CONCLUSION – While dry coating holds promise it has yet to become fully industrialized and proven durability and safety in mobility applications. It’s also three decades behind in terms of developing an equipment and supply ecosystem, a large hurdle for adoption by the largest cell manufacturers. Horizon electrode production technologies like electron beam curing, spray printing, 3D printing, Pulsed-laser deposition, freeze casting, laser drying, dry pressed R2R, and electrostatic spray are being investigated now for specific applications but may be a decade away from industrialization, if ever.

Improving current wet coating technology can provide the most benefit to battery manufacturers and all stakeholders in the battery manufacturing ecosystem. By refining the most resource intensive process requirements e.g., binders and solvents, cell manufacturers can keep their current and planned equipment vendors while producing less expensive, greener batteries. Moreover, available wet coating technologies can provide similar or greater performance improvements claimed by dry coating.

About the Author

Charlie Parker is founder and principal consultant of Ratel Consulting, a market intelligence and strategy consulting firm in Cambridge, Massachusetts. He leads the energy storage practice, which focuses on the battery value chain and lifecycle and advises startups, corporations, financial institutions, and nonprofits. He is a founding member of the Green Finance Institute’s Coalition for the Decarbonization of Road Transport.

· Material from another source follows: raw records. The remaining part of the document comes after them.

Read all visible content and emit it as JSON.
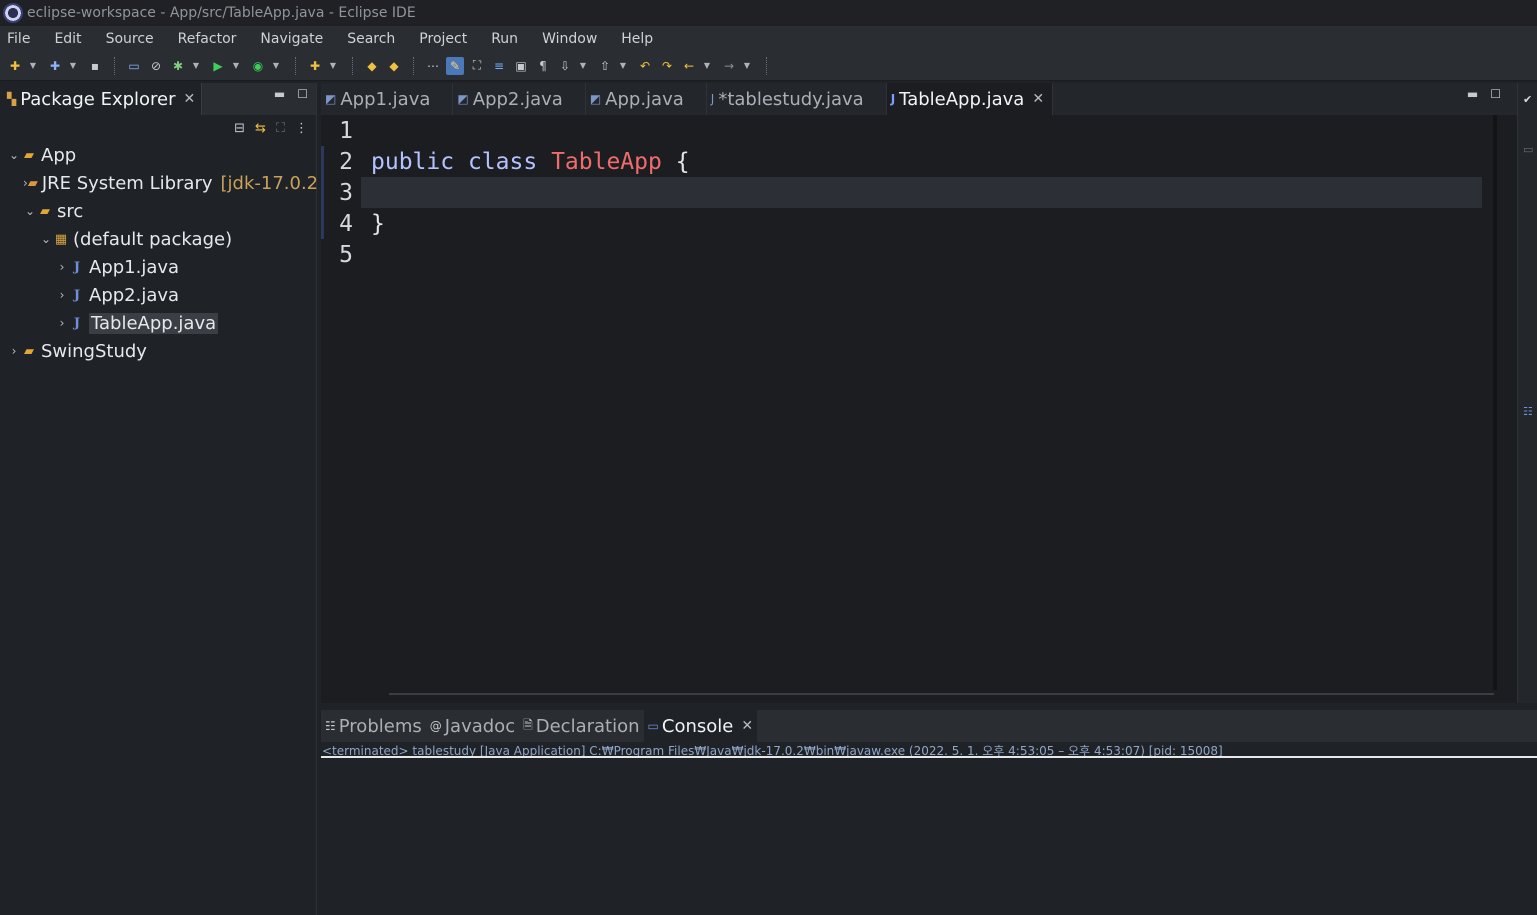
{
  "window": {
    "title": "eclipse-workspace - App/src/TableApp.java - Eclipse IDE"
  },
  "menu": [
    "File",
    "Edit",
    "Source",
    "Refactor",
    "Navigate",
    "Search",
    "Project",
    "Run",
    "Window",
    "Help"
  ],
  "package_explorer": {
    "tab_label": "Package Explorer",
    "tree": [
      {
        "label": "App",
        "twisty": "expanded",
        "icon": "project-icon",
        "indent": 0
      },
      {
        "label": "JRE System Library",
        "decoration": "[jdk-17.0.2",
        "twisty": "collapsed",
        "icon": "library-icon",
        "indent": 1
      },
      {
        "label": "src",
        "twisty": "expanded",
        "icon": "source-folder-icon",
        "indent": 1
      },
      {
        "label": "(default package)",
        "twisty": "expanded",
        "icon": "package-icon",
        "indent": 2
      },
      {
        "label": "App1.java",
        "twisty": "collapsed",
        "icon": "java-file-icon",
        "indent": 3
      },
      {
        "label": "App2.java",
        "twisty": "collapsed",
        "icon": "java-file-icon",
        "indent": 3
      },
      {
        "label": "TableApp.java",
        "twisty": "collapsed",
        "icon": "java-file-icon",
        "indent": 3,
        "selected": true
      },
      {
        "label": "SwingStudy",
        "twisty": "collapsed",
        "icon": "project-icon",
        "indent": 0
      }
    ]
  },
  "editor": {
    "tabs": [
      {
        "label": "App1.java",
        "active": false
      },
      {
        "label": "App2.java",
        "active": false
      },
      {
        "label": "App.java",
        "active": false
      },
      {
        "label": "*tablestudy.java",
        "active": false
      },
      {
        "label": "TableApp.java",
        "active": true
      }
    ],
    "line_numbers": [
      "1",
      "2",
      "3",
      "4",
      "5"
    ],
    "code": {
      "kw_public": "public",
      "kw_class": "class",
      "class_name": "TableApp",
      "open_brace": "{",
      "close_brace": "}"
    },
    "current_line": 3
  },
  "console": {
    "tabs": [
      "Problems",
      "Javadoc",
      "Declaration",
      "Console"
    ],
    "active_tab": "Console",
    "status": "<terminated> tablestudy [Java Application] C:₩Program Files₩Java₩jdk-17.0.2₩bin₩javaw.exe  (2022. 5. 1. 오후 4:53:05 – 오후 4:53:07) [pid: 15008]"
  },
  "colors": {
    "keyword": "#b5c2ff",
    "class_name": "#f06c6c",
    "editor_bg": "#1b1d21",
    "current_line": "#2c3036"
  }
}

Nanoramic Laboratories (Fastcap Systems Corporation) is a client of Ratel Consulting LLC.

 

[1] Nanoramic, Thermexit, Neocarbonix, and FastCap are trademarks of FastCAP Systems Corporation, doing business as Nanoramic Laboratories.

[2] Porsche Consulting GmbH 2022 report generated for Nanoramic Laboratories on cost modeling and evaluation of user benefits for Neocarbonix technology based on the properties cited by Nanoramic.